The institute stated last Wednesday that the IDF had threatened to destroy the building. Over the weekend, archaeologists carried out a rescue mission to secure the most important items from the collection. However, most of the collection was not moved and remains at risk of destruction.

On Wednesday evening, IDF Arabic Spokesman Col. Avichay Adraee issued a special evacuation notice for parts of Gaza City, including a block of buildings marked on IDF maps as 787, located in the Rimal neighborhood.

One of these was a ten-floor building whose lower floor has been used for the past ten years as a depot by École Biblique. According to École Biblique sources, the IDF issued a specific warning about the building as part of its campaign to demolish high-rises in Gaza City in the past week. The Israeli Air Force had already destroyed a residential high-rise 400 meters from the building used by École Biblique.

When École Biblique received the warning on Wednesday, its staff contacted the French government to intervene to prevent an Israeli strike. Several sources said that France, UNESCO and the Latin Patriarch of Jerusalem helped delay the strike, to allow time for moving the depot's contents.

The archeologists then began transferring items but faced difficulties due to a shortage of trucks in Gaza, damaged roads, a lack of packing materials and fears that the objects might be damaged in transit or looted by residents.

The most important artifacts were moved to a church in Gaza City in the hope that the IDF would not target it. "We saved a large part, but in a rescue you always lose things, and you always face painful choices," École Biblique associate archeologist René Elter told The Guardian.

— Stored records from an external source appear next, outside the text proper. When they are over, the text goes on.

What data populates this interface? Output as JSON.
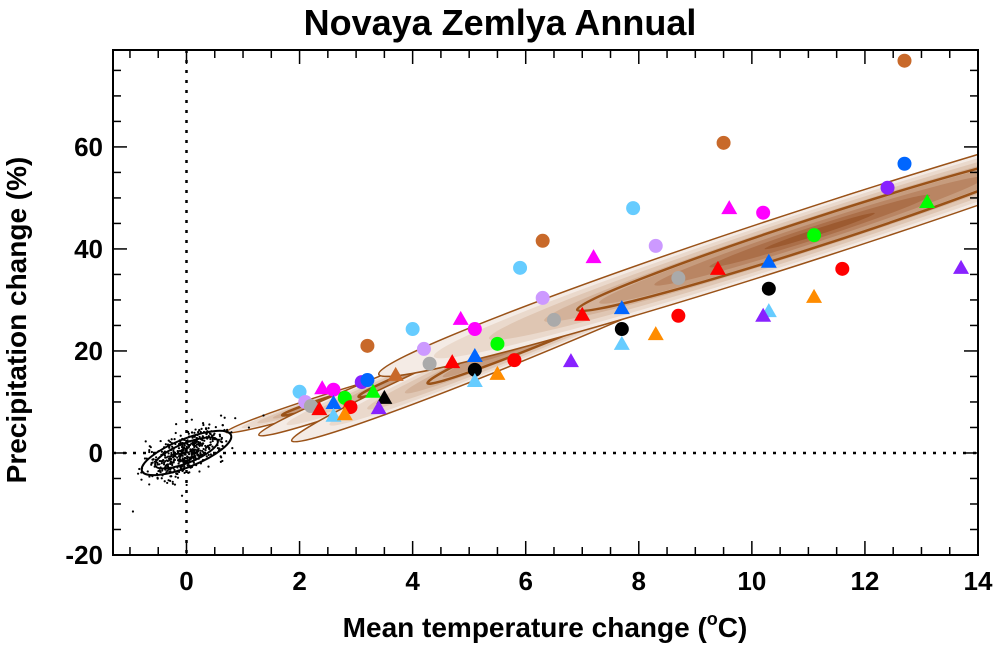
{
  "chart_data": {
    "type": "scatter",
    "title": "Novaya Zemlya Annual",
    "xlabel": "Mean temperature change (",
    "xlabel_degree": "o",
    "xlabel_unit_suffix": "C)",
    "ylabel": "Precipitation change (%)",
    "xlim": [
      -1.3,
      14
    ],
    "ylim": [
      -20,
      79
    ],
    "x_ticks": [
      0,
      2,
      4,
      6,
      8,
      10,
      12,
      14
    ],
    "x_tick_labels": [
      "0",
      "2",
      "4",
      "6",
      "8",
      "10",
      "12",
      "14"
    ],
    "x_minor_step": 0.5,
    "y_ticks": [
      -20,
      0,
      20,
      40,
      60
    ],
    "y_tick_labels": [
      "-20",
      "0",
      "20",
      "40",
      "60"
    ],
    "y_minor_step": 5,
    "grid": false,
    "reference_lines": {
      "x_zero": true,
      "y_zero": true,
      "style": "dotted"
    },
    "colors": {
      "red": "#ff0000",
      "magenta": "#ff00ff",
      "blue": "#0066ff",
      "lightblue": "#66ccff",
      "green": "#00ff00",
      "black": "#000000",
      "orange": "#ff8c00",
      "purple": "#8822ff",
      "lavender": "#cc99ff",
      "gray": "#aaaaaa",
      "brown": "#c8692a",
      "contour_line": "#9a5218"
    },
    "density_regions": [
      {
        "name": "period-1",
        "center": [
          2.9,
          11.5
        ],
        "semi_major": 2.3,
        "semi_minor": 2.6,
        "angle_deg": 17
      },
      {
        "name": "period-2",
        "center": [
          5.2,
          20.2
        ],
        "semi_major": 4.2,
        "semi_minor": 4.6,
        "angle_deg": 21
      },
      {
        "name": "period-3",
        "center": [
          7.2,
          27.5
        ],
        "semi_major": 5.8,
        "semi_minor": 6.2,
        "angle_deg": 23
      },
      {
        "name": "period-4",
        "center": [
          11.2,
          43.5
        ],
        "semi_major": 8.2,
        "semi_minor": 9.2,
        "angle_deg": 18
      }
    ],
    "control_scatter": {
      "name": "control-natural-variability",
      "center": [
        0.0,
        0.0
      ],
      "sd_x": 0.35,
      "sd_y": 2.6,
      "corr": 0.65,
      "n": 500,
      "color": "#000000"
    },
    "series": [
      {
        "name": "model-points",
        "points": [
          {
            "x": 2.0,
            "y": 12.0,
            "marker": "circle",
            "color": "lightblue"
          },
          {
            "x": 2.1,
            "y": 10.0,
            "marker": "circle",
            "color": "lavender"
          },
          {
            "x": 2.2,
            "y": 9.2,
            "marker": "circle",
            "color": "gray"
          },
          {
            "x": 2.35,
            "y": 8.6,
            "marker": "triangle",
            "color": "red"
          },
          {
            "x": 2.4,
            "y": 12.7,
            "marker": "triangle",
            "color": "magenta"
          },
          {
            "x": 2.6,
            "y": 12.4,
            "marker": "circle",
            "color": "magenta"
          },
          {
            "x": 2.6,
            "y": 9.8,
            "marker": "triangle",
            "color": "blue"
          },
          {
            "x": 2.6,
            "y": 7.3,
            "marker": "triangle",
            "color": "lightblue"
          },
          {
            "x": 2.8,
            "y": 10.8,
            "marker": "circle",
            "color": "green"
          },
          {
            "x": 2.9,
            "y": 9.0,
            "marker": "circle",
            "color": "red"
          },
          {
            "x": 2.8,
            "y": 7.6,
            "marker": "triangle",
            "color": "orange"
          },
          {
            "x": 3.1,
            "y": 13.9,
            "marker": "circle",
            "color": "purple"
          },
          {
            "x": 3.2,
            "y": 14.3,
            "marker": "circle",
            "color": "blue"
          },
          {
            "x": 3.3,
            "y": 12.0,
            "marker": "triangle",
            "color": "green"
          },
          {
            "x": 3.5,
            "y": 10.8,
            "marker": "triangle",
            "color": "black"
          },
          {
            "x": 3.4,
            "y": 8.8,
            "marker": "triangle",
            "color": "purple"
          },
          {
            "x": 3.2,
            "y": 21.0,
            "marker": "circle",
            "color": "brown"
          },
          {
            "x": 3.7,
            "y": 15.3,
            "marker": "triangle",
            "color": "brown"
          },
          {
            "x": 4.0,
            "y": 24.3,
            "marker": "circle",
            "color": "lightblue"
          },
          {
            "x": 4.2,
            "y": 20.4,
            "marker": "circle",
            "color": "lavender"
          },
          {
            "x": 4.3,
            "y": 17.5,
            "marker": "circle",
            "color": "gray"
          },
          {
            "x": 4.7,
            "y": 17.8,
            "marker": "triangle",
            "color": "red"
          },
          {
            "x": 4.85,
            "y": 26.3,
            "marker": "triangle",
            "color": "magenta"
          },
          {
            "x": 5.1,
            "y": 24.3,
            "marker": "circle",
            "color": "magenta"
          },
          {
            "x": 5.5,
            "y": 21.4,
            "marker": "circle",
            "color": "green"
          },
          {
            "x": 5.1,
            "y": 19.0,
            "marker": "triangle",
            "color": "blue"
          },
          {
            "x": 5.1,
            "y": 16.3,
            "marker": "circle",
            "color": "black"
          },
          {
            "x": 5.1,
            "y": 14.1,
            "marker": "triangle",
            "color": "lightblue"
          },
          {
            "x": 5.5,
            "y": 15.5,
            "marker": "triangle",
            "color": "orange"
          },
          {
            "x": 5.8,
            "y": 18.2,
            "marker": "circle",
            "color": "red"
          },
          {
            "x": 6.8,
            "y": 18.0,
            "marker": "triangle",
            "color": "purple"
          },
          {
            "x": 5.9,
            "y": 36.3,
            "marker": "circle",
            "color": "lightblue"
          },
          {
            "x": 6.3,
            "y": 41.6,
            "marker": "circle",
            "color": "brown"
          },
          {
            "x": 6.3,
            "y": 30.4,
            "marker": "circle",
            "color": "lavender"
          },
          {
            "x": 6.5,
            "y": 26.1,
            "marker": "circle",
            "color": "gray"
          },
          {
            "x": 7.0,
            "y": 27.1,
            "marker": "triangle",
            "color": "red"
          },
          {
            "x": 7.2,
            "y": 38.4,
            "marker": "triangle",
            "color": "magenta"
          },
          {
            "x": 7.9,
            "y": 48.0,
            "marker": "circle",
            "color": "lightblue"
          },
          {
            "x": 7.7,
            "y": 28.4,
            "marker": "triangle",
            "color": "blue"
          },
          {
            "x": 7.7,
            "y": 24.3,
            "marker": "circle",
            "color": "black"
          },
          {
            "x": 7.7,
            "y": 21.4,
            "marker": "triangle",
            "color": "lightblue"
          },
          {
            "x": 8.3,
            "y": 23.3,
            "marker": "triangle",
            "color": "orange"
          },
          {
            "x": 8.7,
            "y": 26.9,
            "marker": "circle",
            "color": "red"
          },
          {
            "x": 8.3,
            "y": 40.6,
            "marker": "circle",
            "color": "lavender"
          },
          {
            "x": 8.7,
            "y": 34.3,
            "marker": "circle",
            "color": "gray"
          },
          {
            "x": 9.5,
            "y": 60.8,
            "marker": "circle",
            "color": "brown"
          },
          {
            "x": 9.6,
            "y": 48.0,
            "marker": "triangle",
            "color": "magenta"
          },
          {
            "x": 10.2,
            "y": 47.1,
            "marker": "circle",
            "color": "magenta"
          },
          {
            "x": 9.4,
            "y": 36.1,
            "marker": "triangle",
            "color": "red"
          },
          {
            "x": 10.3,
            "y": 37.5,
            "marker": "triangle",
            "color": "blue"
          },
          {
            "x": 10.3,
            "y": 32.2,
            "marker": "circle",
            "color": "black"
          },
          {
            "x": 10.3,
            "y": 27.8,
            "marker": "triangle",
            "color": "lightblue"
          },
          {
            "x": 10.2,
            "y": 26.9,
            "marker": "triangle",
            "color": "purple"
          },
          {
            "x": 11.1,
            "y": 30.6,
            "marker": "triangle",
            "color": "orange"
          },
          {
            "x": 11.1,
            "y": 42.7,
            "marker": "circle",
            "color": "green"
          },
          {
            "x": 11.6,
            "y": 36.1,
            "marker": "circle",
            "color": "red"
          },
          {
            "x": 12.4,
            "y": 52.0,
            "marker": "circle",
            "color": "purple"
          },
          {
            "x": 12.7,
            "y": 56.7,
            "marker": "circle",
            "color": "blue"
          },
          {
            "x": 13.1,
            "y": 49.2,
            "marker": "triangle",
            "color": "green"
          },
          {
            "x": 13.7,
            "y": 36.3,
            "marker": "triangle",
            "color": "purple"
          },
          {
            "x": 12.7,
            "y": 76.9,
            "marker": "circle",
            "color": "brown"
          }
        ]
      }
    ]
  }
}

"Many items have been broken or lost, but they had been photographed or drawn, so the scientific information is preserved. Perhaps that will be the only trace that remains of Gaza's archaeology – in books, publications, libraries," he added.

École Biblique is one of the largest and oldest institutions dedicated to the study of Biblical history in Gaza, and its depot contains thousands of archeological artifacts.

In a press release issued on Thursday, École Biblique stated that the depot contained 180 cubic meters of artifacts from five excavated sites in the Gaza Strip, including pottery, mosaics, and metal tools. The IDF had entered the depot in January 2024, when soldiers took pictures inside and even invited the deputy director of the Israel Antiquities Authority to visit.

In response, the IDF Spokesperson's Office said: "As part of the efforts to allow residents and international organizations to move to the southern Gaza Strip, the transfer of warehouses of the international community and their contents is permitted. The warehouse in question is known to IDF officers. As part of the current dialogue with the organization, the warehouse's contents, which include archeological artifacts and Christian pottery, were evacuated. The archeological artifacts and pottery were therefore transferred to a safe location in coordination with the Gaza Liaison and Coordination Administration."